Open ebeshero opened 3 years ago
@beealex After our meeting, I experimented with regex to convert Order of the Phoenix to XML following your new schema, and it turned out well! I was worried this would be very difficult and wasn't ready to talk you through it during the meeting before I had a good idea of how to approach it. I think I do now!
Here's the new XML, pretty-printed! You can finish off the header element for this, and see if the structure makes sense: https://github.com/beealex/harryPotter/blob/master/xml/HP-OrderofthePhoenix.xml
I did not actually record my regex steps (sorry!)--but if most of the plays follow Order of the Phoenix, this is generally how I approached it:
1) Look for where lines begin with a series of block capital letters. Use the "close-open" strategy to apply </sp>\n<sp>
so every new start of a line with block caps gets tagged as a speech. (Move the extra </sp>
from the top of the file to the end.)
2) Then look for the <sp>
that begin with EXT. or INT. using <sp>([EXINT]+\.)
and turn that into scene boundaries (use "close-open" strategy again):
</scene>\n<scene>\1
(Move the extra </scene>
from the top of the file to the end.)
3) Then use regex to tag the next portion as a stage direction with @cat
and @where
4) After that we have reliable scene boundaries.
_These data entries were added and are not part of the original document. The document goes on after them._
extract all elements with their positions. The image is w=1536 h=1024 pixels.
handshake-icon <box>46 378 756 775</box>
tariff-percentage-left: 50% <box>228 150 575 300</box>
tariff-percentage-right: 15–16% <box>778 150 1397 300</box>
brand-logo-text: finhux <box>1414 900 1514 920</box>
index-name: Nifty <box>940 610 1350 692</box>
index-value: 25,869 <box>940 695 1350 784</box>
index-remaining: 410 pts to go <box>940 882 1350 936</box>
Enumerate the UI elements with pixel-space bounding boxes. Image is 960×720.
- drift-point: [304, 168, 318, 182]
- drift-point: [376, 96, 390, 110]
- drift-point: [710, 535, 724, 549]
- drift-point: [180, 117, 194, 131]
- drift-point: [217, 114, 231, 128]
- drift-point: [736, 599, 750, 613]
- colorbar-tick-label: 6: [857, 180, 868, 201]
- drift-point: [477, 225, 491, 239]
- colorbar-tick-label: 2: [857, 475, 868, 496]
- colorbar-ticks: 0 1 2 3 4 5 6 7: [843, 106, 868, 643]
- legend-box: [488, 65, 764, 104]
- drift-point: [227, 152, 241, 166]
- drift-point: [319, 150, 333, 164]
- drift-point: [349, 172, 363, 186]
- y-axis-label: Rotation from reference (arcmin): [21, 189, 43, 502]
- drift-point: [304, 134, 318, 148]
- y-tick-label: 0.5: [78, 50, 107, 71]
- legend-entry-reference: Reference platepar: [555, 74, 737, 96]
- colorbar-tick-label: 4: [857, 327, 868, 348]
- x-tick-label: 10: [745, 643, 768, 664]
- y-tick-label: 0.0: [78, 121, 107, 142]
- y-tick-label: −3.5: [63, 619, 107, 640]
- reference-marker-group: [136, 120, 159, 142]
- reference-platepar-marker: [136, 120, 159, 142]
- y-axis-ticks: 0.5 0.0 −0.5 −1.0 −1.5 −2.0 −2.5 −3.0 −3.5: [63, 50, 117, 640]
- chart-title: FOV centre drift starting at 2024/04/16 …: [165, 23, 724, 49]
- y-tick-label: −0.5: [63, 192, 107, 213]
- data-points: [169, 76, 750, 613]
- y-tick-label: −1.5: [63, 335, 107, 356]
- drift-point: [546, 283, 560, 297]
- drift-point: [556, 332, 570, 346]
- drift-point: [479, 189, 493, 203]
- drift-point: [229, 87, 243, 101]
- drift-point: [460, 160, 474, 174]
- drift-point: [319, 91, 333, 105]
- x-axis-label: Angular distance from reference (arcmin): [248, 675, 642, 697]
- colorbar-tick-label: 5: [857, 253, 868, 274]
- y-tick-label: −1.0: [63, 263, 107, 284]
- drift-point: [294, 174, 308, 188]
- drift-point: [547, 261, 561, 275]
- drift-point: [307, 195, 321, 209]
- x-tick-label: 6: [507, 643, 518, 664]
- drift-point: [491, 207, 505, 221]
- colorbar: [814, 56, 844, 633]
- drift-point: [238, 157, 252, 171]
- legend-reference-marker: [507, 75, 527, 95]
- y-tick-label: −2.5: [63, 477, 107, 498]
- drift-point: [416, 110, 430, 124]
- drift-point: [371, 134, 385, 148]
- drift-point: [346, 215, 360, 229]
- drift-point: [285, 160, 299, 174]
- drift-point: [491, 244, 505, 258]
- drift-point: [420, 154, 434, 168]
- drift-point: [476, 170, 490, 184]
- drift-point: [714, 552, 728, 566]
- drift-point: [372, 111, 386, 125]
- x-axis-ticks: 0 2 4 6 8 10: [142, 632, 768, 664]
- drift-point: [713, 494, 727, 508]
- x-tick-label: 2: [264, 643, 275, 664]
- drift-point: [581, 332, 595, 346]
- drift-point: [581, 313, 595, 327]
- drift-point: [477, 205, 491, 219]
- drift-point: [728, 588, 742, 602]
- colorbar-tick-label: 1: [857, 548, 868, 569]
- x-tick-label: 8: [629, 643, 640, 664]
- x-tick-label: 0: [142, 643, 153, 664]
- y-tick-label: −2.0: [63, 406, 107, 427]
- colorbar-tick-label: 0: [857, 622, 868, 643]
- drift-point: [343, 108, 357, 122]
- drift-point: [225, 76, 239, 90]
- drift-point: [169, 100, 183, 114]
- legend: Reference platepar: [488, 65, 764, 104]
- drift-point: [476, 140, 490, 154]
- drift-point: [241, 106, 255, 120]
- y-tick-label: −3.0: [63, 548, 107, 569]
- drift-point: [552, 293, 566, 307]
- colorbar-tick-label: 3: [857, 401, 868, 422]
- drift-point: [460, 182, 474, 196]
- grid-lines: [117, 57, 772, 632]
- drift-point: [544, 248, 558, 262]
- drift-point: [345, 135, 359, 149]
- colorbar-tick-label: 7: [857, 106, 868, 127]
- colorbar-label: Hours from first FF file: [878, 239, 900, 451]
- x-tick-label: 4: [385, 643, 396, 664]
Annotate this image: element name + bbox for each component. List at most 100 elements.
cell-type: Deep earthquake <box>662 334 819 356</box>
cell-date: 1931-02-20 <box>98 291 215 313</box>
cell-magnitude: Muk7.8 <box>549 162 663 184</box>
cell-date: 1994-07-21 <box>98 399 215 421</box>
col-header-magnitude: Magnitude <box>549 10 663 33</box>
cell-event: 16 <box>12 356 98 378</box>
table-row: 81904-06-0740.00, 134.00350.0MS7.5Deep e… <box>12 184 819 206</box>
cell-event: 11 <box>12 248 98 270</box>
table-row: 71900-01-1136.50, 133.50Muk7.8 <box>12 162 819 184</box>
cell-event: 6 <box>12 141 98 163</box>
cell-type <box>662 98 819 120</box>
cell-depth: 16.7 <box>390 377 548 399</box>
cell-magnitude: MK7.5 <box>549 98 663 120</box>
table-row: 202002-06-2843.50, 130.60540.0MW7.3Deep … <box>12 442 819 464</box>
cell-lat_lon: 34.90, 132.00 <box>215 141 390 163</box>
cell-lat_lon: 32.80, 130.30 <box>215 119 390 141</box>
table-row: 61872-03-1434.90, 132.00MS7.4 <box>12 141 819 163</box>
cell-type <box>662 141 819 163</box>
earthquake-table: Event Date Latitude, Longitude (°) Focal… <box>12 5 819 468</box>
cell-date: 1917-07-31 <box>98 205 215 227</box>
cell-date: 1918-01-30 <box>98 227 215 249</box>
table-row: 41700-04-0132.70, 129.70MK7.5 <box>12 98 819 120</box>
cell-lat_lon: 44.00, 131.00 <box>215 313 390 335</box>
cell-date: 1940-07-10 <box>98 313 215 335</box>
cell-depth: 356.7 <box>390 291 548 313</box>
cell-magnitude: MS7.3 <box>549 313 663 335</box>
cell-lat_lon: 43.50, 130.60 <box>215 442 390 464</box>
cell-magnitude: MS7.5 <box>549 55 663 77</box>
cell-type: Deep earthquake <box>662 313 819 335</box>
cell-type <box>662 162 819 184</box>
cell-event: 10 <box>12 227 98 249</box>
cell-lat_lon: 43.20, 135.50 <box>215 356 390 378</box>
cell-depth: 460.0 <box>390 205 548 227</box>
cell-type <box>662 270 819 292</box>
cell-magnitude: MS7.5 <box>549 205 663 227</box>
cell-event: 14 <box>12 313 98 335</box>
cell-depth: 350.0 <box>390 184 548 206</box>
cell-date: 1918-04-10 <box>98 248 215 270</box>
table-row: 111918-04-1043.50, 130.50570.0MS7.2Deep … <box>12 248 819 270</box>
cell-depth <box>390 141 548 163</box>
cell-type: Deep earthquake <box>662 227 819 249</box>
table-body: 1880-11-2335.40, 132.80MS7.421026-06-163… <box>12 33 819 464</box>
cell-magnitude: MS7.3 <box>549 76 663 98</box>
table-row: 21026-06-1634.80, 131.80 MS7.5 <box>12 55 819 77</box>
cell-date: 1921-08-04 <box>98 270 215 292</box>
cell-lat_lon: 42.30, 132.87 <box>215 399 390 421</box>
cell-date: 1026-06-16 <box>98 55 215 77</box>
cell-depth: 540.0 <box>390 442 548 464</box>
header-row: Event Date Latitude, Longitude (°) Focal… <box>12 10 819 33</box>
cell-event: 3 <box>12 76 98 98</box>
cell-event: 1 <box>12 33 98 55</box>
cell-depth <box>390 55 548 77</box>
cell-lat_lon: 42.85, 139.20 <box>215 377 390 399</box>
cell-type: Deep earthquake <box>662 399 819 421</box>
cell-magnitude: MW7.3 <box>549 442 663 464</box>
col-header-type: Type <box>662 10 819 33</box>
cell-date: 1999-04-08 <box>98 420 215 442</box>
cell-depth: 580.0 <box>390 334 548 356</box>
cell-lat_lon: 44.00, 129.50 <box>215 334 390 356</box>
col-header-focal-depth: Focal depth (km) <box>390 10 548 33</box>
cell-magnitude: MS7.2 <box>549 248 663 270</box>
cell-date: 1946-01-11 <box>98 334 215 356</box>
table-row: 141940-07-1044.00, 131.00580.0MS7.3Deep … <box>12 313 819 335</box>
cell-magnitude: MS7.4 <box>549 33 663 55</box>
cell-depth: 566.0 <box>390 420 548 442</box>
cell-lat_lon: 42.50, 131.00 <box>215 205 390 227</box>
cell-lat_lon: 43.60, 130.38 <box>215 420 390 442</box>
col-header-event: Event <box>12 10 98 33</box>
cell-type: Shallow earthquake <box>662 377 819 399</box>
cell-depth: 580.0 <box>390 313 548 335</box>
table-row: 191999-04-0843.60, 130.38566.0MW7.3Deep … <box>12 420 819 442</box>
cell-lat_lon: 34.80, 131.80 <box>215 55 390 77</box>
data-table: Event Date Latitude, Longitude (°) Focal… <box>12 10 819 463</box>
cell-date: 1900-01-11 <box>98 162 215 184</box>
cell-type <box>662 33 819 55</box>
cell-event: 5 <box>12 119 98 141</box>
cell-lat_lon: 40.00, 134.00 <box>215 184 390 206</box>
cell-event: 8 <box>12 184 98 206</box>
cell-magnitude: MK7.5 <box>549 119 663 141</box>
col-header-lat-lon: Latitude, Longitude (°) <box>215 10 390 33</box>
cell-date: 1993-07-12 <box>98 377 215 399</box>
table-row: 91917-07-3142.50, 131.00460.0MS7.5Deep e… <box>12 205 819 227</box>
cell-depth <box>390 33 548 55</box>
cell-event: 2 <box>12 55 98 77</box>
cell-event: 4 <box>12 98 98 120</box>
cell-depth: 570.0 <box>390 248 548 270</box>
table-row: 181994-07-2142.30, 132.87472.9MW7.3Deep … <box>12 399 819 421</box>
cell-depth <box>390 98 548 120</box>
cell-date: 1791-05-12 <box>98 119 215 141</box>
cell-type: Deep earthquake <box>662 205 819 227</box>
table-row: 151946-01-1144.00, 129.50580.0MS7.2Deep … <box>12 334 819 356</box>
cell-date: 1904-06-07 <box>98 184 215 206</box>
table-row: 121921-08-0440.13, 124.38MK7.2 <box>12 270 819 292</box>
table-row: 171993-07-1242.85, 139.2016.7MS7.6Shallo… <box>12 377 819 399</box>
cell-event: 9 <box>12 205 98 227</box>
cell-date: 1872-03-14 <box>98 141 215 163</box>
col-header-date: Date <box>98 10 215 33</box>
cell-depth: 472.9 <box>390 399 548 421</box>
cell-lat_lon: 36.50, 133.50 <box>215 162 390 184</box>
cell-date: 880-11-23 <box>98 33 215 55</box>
So then we have a problem of stage directions mixed up in speeches, and we need to add the @who
attributes to the speeches. Since speeches nearly all put the speaker alone on a line, I used that pattern to isolate those and add @who
attributes to the real speeches: So these now look like:
<sp who="#DUMBLEDORE">....</sp>
When the name has spaces inside or punctuation, I used regex to remove it--but I was able to scope for patterns of these, like MRS. WEASLEY
and edit those down like this:
<sp who="#MRSWEASLEY">....</sp>
5) Then we look at what's left: It's all <sp>....</sp>
without @who
attributes. There are various issues: Some of these really are speeches (like NEARLY-HEADLESS NICK which I missed b/c it had a hyphen inside). You can fix those with regex. Eventually you get to a point where everything left inside <sp>....</sp>
is a stage direction, so you can regex those.
6) Finally, there are a number of places where we see a short speech followed by a couple of returns, and then stage directions. These are all tucked inside speeches, but the stage directions start on new lines. I found lots of these by searching for text that was NOT an angle bracket starting after newlines and following it up to a close-tag </sp>
(\n\n[^<]+?$[^<]+?)(</sp>)
When I surveyed those, they were all long stage directions basically inside speeches, so I replaced with:
<stage>\1</stage>\2
I did some manual clean-up, added the <script>
element around the stuff I'd regexed, pasted in the header from your XML model, associated the schema, and posted it here.
@beealex Go through that file and see if you find things that need to be corrected...And if it looks good, I think we can get the other files regexed to this point, too!